Farmer Ronald C. Robbins called the rainfall a “saving grace” for his 2,600-acre cornfield in Sackets Harbor. Scouting his land on Friday, he found that most of the 1,800 acres of corn that were planted between May 8 and 30 now are healthy again.
“The rain basically saved that corn crop, and it was a real gift from heaven to have the kind of steady rain we did,” Mr. Robbins said. “It was a real life saver.”
Like Mr. Robbins, most farmers here who waited to plant their crops in mid-May instead of late April are now doing well. Most of the crops planted in May were just starting to tassel and begin the pollination process, Mr. Robbins said, so the timing of the rain was almost perfect.
“Our later-planted corn that’s in the early stages of pollination will more than likely produce a valuable, marketable ear of corn. It might be shorter than normal (because of the drought), but it should be quality corn.”
The rain arrived too late to perk up the 700 acres that were planted in late April, however, because those crops started tasseling to grow ears about two weeks ago and sat in the sun for too long without any rain. That’s why “the corn has very poor ear growth because the pollination was uneven,” he said. “We’ll use it for (cattle) silage but it won’t have good nutrient value without the ears.”
Normally, sowing corn crops early is the best strategy for farmers because it allows more time for the crops to grow. But farmers who jumped the gun and planted their corn in late April are now the ones paying the consequences of the long drought, said Michael E. Hunter, field crops educator for Cornell Cooperative Extension of Jefferson County.
“The earlier planted corn has been in the tassel stage for a couple of weeks and went through a stressful period without rain,” he said. “So that’s going to have quite the impact on that crop.”
A good portion of farmers in Jefferson County waited until mid-May to plant their crops, though, because rainfall during the first two weeks of the month prevented them from starting earlier. But because of the erratic weather, that waiting period turned out to be worth it.
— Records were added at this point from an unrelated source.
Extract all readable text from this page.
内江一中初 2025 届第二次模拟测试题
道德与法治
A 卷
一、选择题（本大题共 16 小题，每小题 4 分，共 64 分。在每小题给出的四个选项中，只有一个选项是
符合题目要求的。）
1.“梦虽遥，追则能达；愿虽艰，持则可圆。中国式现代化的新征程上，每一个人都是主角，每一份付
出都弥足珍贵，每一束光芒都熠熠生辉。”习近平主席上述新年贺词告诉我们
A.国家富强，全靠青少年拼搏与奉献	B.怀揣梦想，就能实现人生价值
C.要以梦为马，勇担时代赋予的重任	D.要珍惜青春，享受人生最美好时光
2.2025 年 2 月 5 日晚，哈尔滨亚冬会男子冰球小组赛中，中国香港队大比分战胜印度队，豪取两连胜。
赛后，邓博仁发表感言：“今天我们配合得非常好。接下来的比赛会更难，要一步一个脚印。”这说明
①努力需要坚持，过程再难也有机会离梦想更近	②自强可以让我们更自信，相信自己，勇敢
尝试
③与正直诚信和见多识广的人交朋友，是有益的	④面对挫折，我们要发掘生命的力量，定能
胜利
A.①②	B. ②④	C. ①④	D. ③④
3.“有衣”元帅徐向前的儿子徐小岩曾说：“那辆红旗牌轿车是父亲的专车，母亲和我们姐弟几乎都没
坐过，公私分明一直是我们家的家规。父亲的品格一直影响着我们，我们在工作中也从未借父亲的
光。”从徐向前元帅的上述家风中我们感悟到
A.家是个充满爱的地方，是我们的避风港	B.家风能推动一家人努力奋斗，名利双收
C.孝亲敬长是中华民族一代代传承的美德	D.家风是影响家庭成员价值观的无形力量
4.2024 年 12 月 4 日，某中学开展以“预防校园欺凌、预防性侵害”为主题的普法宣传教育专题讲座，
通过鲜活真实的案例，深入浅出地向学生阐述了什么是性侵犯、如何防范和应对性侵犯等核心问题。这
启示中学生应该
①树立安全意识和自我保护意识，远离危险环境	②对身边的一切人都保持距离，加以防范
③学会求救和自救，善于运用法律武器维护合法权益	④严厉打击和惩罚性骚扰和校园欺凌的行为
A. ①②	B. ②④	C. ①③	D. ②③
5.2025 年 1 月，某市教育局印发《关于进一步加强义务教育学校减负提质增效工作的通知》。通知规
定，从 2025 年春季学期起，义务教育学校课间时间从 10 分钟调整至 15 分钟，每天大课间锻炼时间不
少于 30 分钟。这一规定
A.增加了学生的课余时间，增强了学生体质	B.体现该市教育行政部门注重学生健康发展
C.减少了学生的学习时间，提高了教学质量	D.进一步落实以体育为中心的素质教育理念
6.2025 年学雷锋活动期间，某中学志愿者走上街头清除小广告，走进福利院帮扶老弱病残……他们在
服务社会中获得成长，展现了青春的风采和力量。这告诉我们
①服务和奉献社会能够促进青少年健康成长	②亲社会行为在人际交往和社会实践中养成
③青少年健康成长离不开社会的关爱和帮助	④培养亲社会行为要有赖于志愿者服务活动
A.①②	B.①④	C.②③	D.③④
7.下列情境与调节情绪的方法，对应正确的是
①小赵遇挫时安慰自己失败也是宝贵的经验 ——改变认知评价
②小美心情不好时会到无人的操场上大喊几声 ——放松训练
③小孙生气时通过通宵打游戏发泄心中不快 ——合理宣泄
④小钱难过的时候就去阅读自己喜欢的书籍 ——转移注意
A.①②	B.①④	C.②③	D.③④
“A lot of that hasn’t tasseled yet,” Mr. Hunter said, “so it’s not at that critical stage where it needs rain. If we have average rainfall in August it’s going to have a good chance.”
Hay crops, on the other hand, aren’t expected to recover as strongly. But, just like homeowners’ lawns that have dried up without rain, those fields are exhibiting signs of growth again.
“Alfalfa hay has obviously suffered a lot already, but this rain will help yields improve,” Mr. Hunter said. “We’ve had almost no rain since it was harvested in late June, but the hay is going to kick into gear now.”